Mevcut konjonktürde ABD’nin şimdi izlenen siyaseti aşan, reddeden köklü bir tutum sergilemeyeceği, ama yine de radikal kimi çıkışlara kapıyı kapatmayacağı kanaati daha ağır basmaktadır.
Trump’lı ABD\'nin yeni siyasetinin, ABD’nin temel devlet çıkarları, Cumhuriyetçilerin tarihsel siyasetleri ve Trump’ın söylemlerinin sentezinden oluşacağını söyleyebiliriz.
Bu sentezdeki renklerin, Avrupa ülkeleri, Rusya, Çin, İran, Hindistan, Türkiye, Suudi Arabistan gibi ülkelerdeki gelişmelere ve bu devletlerin izleyeceği yol haritalarına göre değişim göstereceği de gerçeğin diğer bir boyutunu oluşturmaktadır.
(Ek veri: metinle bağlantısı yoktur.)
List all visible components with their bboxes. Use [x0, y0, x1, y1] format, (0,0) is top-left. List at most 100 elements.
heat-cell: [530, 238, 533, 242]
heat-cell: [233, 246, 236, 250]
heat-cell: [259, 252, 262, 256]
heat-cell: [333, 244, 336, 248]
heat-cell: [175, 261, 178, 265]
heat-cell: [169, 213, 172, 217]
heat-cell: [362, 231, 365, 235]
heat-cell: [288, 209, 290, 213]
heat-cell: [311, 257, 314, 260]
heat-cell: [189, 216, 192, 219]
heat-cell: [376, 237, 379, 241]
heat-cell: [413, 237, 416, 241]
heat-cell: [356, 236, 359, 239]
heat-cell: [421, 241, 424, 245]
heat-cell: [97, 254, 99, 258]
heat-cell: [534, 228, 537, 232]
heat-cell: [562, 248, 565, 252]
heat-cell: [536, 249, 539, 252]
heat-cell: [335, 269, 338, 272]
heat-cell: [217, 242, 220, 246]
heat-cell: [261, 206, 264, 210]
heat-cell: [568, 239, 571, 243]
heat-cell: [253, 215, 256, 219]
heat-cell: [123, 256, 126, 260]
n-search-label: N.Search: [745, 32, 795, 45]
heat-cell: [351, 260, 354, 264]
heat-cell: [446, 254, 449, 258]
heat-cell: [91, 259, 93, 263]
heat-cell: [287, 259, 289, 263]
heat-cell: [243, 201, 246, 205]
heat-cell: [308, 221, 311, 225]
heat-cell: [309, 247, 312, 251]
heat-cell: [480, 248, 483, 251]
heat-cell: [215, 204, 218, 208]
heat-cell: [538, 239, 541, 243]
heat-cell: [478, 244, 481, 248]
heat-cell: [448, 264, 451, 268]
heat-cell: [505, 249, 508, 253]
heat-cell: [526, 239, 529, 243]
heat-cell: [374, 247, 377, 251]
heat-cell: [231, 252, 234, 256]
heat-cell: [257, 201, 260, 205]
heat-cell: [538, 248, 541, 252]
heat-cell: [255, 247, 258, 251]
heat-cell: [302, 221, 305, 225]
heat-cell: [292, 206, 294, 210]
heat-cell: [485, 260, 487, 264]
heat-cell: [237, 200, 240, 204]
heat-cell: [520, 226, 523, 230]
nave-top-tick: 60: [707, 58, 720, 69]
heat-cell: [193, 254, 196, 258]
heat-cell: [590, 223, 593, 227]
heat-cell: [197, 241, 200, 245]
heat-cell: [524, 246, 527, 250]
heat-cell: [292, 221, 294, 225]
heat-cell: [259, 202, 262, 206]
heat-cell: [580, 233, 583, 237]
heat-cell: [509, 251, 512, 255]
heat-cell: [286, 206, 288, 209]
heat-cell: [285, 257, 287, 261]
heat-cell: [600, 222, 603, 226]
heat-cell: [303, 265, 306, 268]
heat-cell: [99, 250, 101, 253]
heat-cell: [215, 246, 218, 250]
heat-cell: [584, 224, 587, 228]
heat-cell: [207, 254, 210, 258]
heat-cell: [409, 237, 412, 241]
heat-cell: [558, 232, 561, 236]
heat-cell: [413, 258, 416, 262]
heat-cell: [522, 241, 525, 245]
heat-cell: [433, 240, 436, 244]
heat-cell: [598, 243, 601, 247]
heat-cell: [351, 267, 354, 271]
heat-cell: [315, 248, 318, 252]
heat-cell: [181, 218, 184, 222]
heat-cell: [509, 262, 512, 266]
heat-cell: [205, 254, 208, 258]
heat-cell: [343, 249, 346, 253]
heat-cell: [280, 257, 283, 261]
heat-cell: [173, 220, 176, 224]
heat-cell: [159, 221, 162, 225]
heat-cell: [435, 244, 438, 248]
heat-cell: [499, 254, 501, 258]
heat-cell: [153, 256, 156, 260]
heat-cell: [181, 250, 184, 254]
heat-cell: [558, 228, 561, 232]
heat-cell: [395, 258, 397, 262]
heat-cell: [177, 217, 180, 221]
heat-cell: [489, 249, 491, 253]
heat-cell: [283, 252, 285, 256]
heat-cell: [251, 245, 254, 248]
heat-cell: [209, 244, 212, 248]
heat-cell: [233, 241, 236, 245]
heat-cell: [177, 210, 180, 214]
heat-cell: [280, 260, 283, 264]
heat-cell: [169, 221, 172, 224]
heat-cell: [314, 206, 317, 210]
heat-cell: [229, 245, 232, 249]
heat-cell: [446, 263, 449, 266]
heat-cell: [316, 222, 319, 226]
Yani stabil bir ‘’ABD profili’’nden söz etmek , yanıltıcı olur.
Obama yönetimindeki ABD’nin Güney ve Rojava Kürdistanı’nda, Şengal, Kobani, Musul pratiklerinde Kürtlere verdiği açık destek elbette ki çok önemlidir; hatta denilebilir ki, halkımızın kahramanca direnişiyle birlikte, bugünkü kazanımların korunması ve geliştirilmesinde ABD ve uluslararası koalisyonun verdiği destek nerdeyse belirleyici bir rol oynamıştır.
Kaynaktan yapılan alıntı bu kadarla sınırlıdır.